Comment ne pas voir que notre société traverse une crise économique et sociale majeure ? Le constat est là : le chômage persiste et l'inégalité est criante entre ceux qui ont un emploi stable et ceux à qui sont réservés les emplois précaires et sous-rémunérés, en particulier les jeunes.
Nous sommes incapables d'intégrer les enfants des cités où nous avions installé leurs parents qui ont été si utiles à notre économie.
Nous le sommes tout autant à affronter la mondialisation autrement que par la pression exercée sur les salariés aujourd'hui transformés en simple variable d'ajustement.
Nous nous soumettons à la financiarisation d'une économie qui exige des résultats à deux chiffres, alors que la croissance connaît une quasi-stagnation.
Nous fermons les yeux sur l'échec d'un système éducatif qui renforce les inégalités dues à la naissance plus qu'il ne les corrige.
Nous ne nous insurgeons pas lorsque les prix de l'immobilier interdisent à des familles de se loger décemment…
Comment ne pas voir que notre société traverse une crise politique grave ? Une crise liée à la perte progressive des repères de nos concitoyens. Une crise marquée par l'incapacité de nos dirigeants à concevoir notre système social et nos services publics autrement qu'au travers d'une logique comptable, uniquement destinée à redresser nos finances publiques.

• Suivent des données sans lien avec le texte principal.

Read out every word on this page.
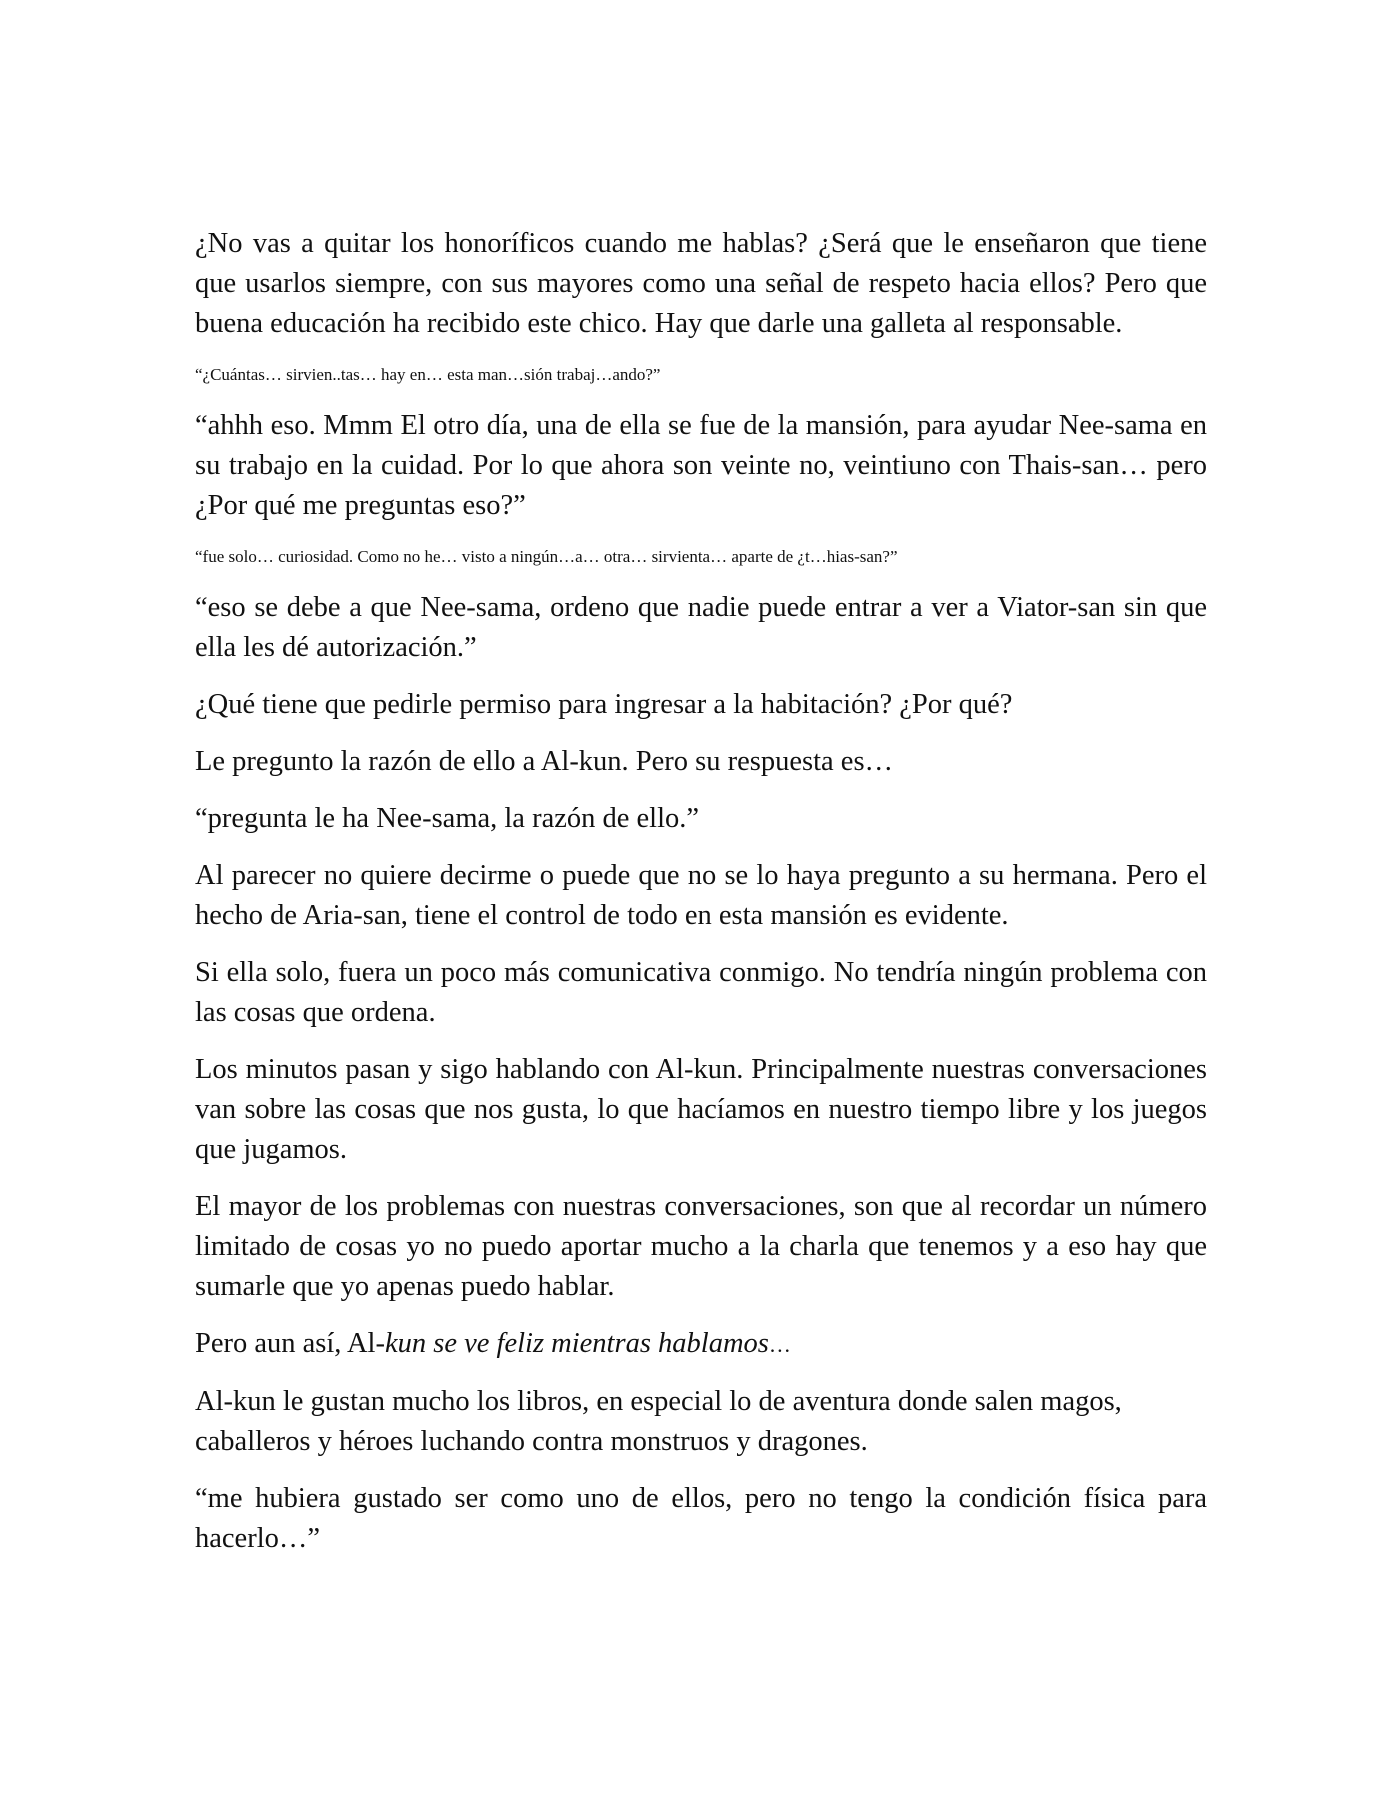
¿No vas a quitar los honoríficos cuando me hablas? ¿Será que le enseñaron que tiene que usarlos siempre, con sus mayores como una señal de respeto hacia ellos? Pero que buena educación ha recibido este chico. Hay que darle una galleta al responsable.

“¿Cuántas… sirvien..tas… hay en… esta man…sión trabaj…ando?”

“ahhh eso. Mmm El otro día, una de ella se fue de la mansión, para ayudar Nee-sama en su trabajo en la cuidad. Por lo que ahora son veinte no, veintiuno con Thais-san… pero ¿Por qué me preguntas eso?”

“fue solo… curiosidad. Como no he… visto a ningún…a… otra… sirvienta… aparte de ¿t…hias-san?”

“eso se debe a que Nee-sama, ordeno que nadie puede entrar a ver a Viator-san sin que ella les dé autorización.”

¿Qué tiene que pedirle permiso para ingresar a la habitación? ¿Por qué?

Le pregunto la razón de ello a Al-kun. Pero su respuesta es…

“pregunta le ha Nee-sama, la razón de ello.”

Al parecer no quiere decirme o puede que no se lo haya pregunto a su hermana. Pero el hecho de Aria-san, tiene el control de todo en esta mansión es evidente.

Si ella solo, fuera un poco más comunicativa conmigo. No tendría ningún problema con las cosas que ordena.

Los minutos pasan y sigo hablando con Al-kun. Principalmente nuestras conversaciones van sobre las cosas que nos gusta, lo que hacíamos en nuestro tiempo libre y los juegos que jugamos.

El mayor de los problemas con nuestras conversaciones, son que al recordar un número limitado de cosas yo no puedo aportar mucho a la charla que tenemos y a eso hay que sumarle que yo apenas puedo hablar.

Pero aun así, Al-kun se ve feliz mientras hablamos…

Al-kun le gustan mucho los libros, en especial lo de aventura donde salen magos, caballeros y héroes luchando contra monstruos y dragones.

“me hubiera gustado ser como uno de ellos, pero no tengo la condición física para hacerlo…”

Cela, tandis que nous attendons toujours plus de l'Etat, en refusant chacun de payer plus.
Une crise qui fait de l'Europe un problème au lieu d'en faire un espace d'élaboration commune. Une crise qui se traduit par la place démesurée accordée par les médias aux stratégies de conquête du pouvoir au détriment du débat sur les enjeux. Un terreau sur lequel prospèrent les discours truffés de solutions simplistes, alors même que nous devons faire face à la complexité.
Comment, enfin, ne pas voir que notre société traverse une crise morale profonde ? Des hommes perçoivent des rémunérations qui n'ont plus rien à voir avec la richesse qu'ils auraient contribué à créer, alors que le blocage des salaires ne permet pas de faire face à l'inflation et crée des bataillons de travailleurs pauvres. Nous voulons une planète propre, mais nous ne sommes pas pour autant prêts à renoncer à un mode de vie et de consommation qui détruit à petit feu celle que nous laisserons à nos enfants et nos petits-enfants.

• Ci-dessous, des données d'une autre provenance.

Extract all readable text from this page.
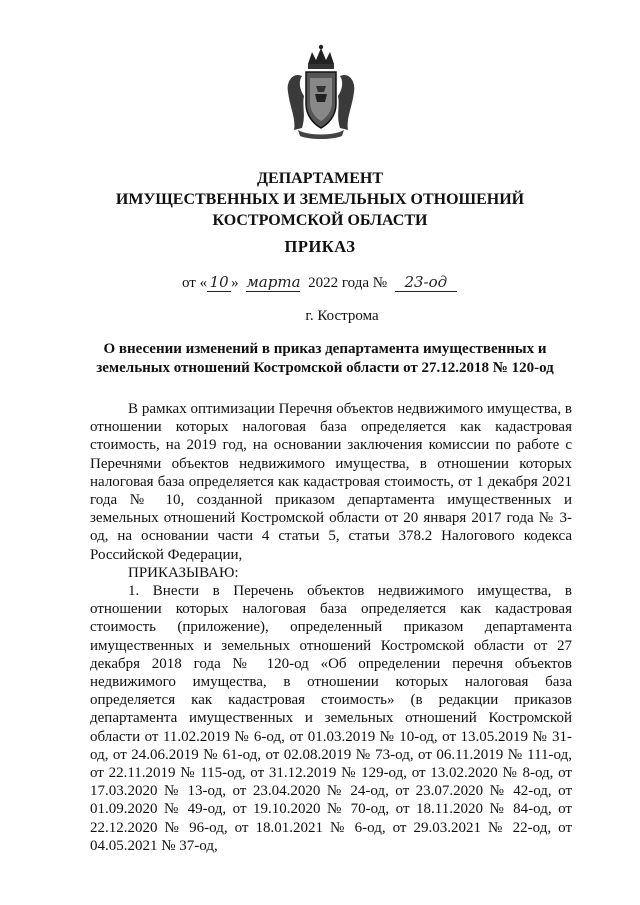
ДЕПАРТАМЕНТ
ИМУЩЕСТВЕННЫХ И ЗЕМЕЛЬНЫХ ОТНОШЕНИЙ
КОСТРОМСКОЙ ОБЛАСТИ
ПРИКАЗ
от « 10 » марта 2022 года № 23-од
г. Кострома
О внесении изменений в приказ департамента имущественных и
земельных отношений Костромской области от 27.12.2018 № 120-од

В рамках оптимизации Перечня объектов недвижимого имущества, в отношении которых налоговая база определяется как кадастровая стоимость, на 2019 год, на основании заключения комиссии по работе с Перечнями объектов недвижимого имущества, в отношении которых налоговая база определяется как кадастровая стоимость, от 1 декабря 2021 года № 10, созданной приказом департамента имущественных и земельных отношений Костромской области от 20 января 2017 года № 3-од, на основании части 4 статьи 5, статьи 378.2 Налогового кодекса Российской Федерации,

ПРИКАЗЫВАЮ:

1. Внести в Перечень объектов недвижимого имущества, в отношении которых налоговая база определяется как кадастровая стоимость (приложение), определенный приказом департамента имущественных и земельных отношений Костромской области от 27 декабря 2018 года № 120-од «Об определении перечня объектов недвижимого имущества, в отношении которых налоговая база определяется как кадастровая стоимость» (в редакции приказов департамента имущественных и земельных отношений Костромской области от 11.02.2019 № 6-од, от 01.03.2019 № 10-од, от 13.05.2019 № 31-од, от 24.06.2019 № 61-од, от 02.08.2019 № 73-од, от 06.11.2019 № 111-од, от 22.11.2019 № 115-од, от 31.12.2019 № 129-од, от 13.02.2020 № 8-од, от 17.03.2020 № 13-од, от 23.04.2020 № 24-од, от 23.07.2020 № 42-од, от 01.09.2020 № 49-од, от 19.10.2020 № 70-од, от 18.11.2020 № 84-од, от 22.12.2020 № 96-од, от 18.01.2021 № 6-од, от 29.03.2021 № 22-од, от 04.05.2021 № 37-од,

De plus en plus de nos concitoyens sont marginalisés, inquiets, découragés.
Cependant des résistances s'organisent, les initiatives se multiplient, des utopies créatrices ouvrent de nouvelles voies. Et lorsque des hommes aspirant à la liberté se lèvent au-delà de la Méditerranée, ils rencontrent notre soutien. Et ils nous amènent à nous reposer la question de l'avenir et de l'exemplarité de nos démocraties.
Dans un an, se déroulera l'élection présidentielle. Elle donnera lieu à de nombreux débats. C'est l'occasion d'aborder, en citoyen responsable, les défis auxquels nous sommes confrontés.
Relever ces défis nécessite une autre vision de l'économie, un autre regard sur la société et ses acteurs, une autre manière de faire la politique, une autre éthique de la responsabilité, mais aussi un autre comportement de notre part.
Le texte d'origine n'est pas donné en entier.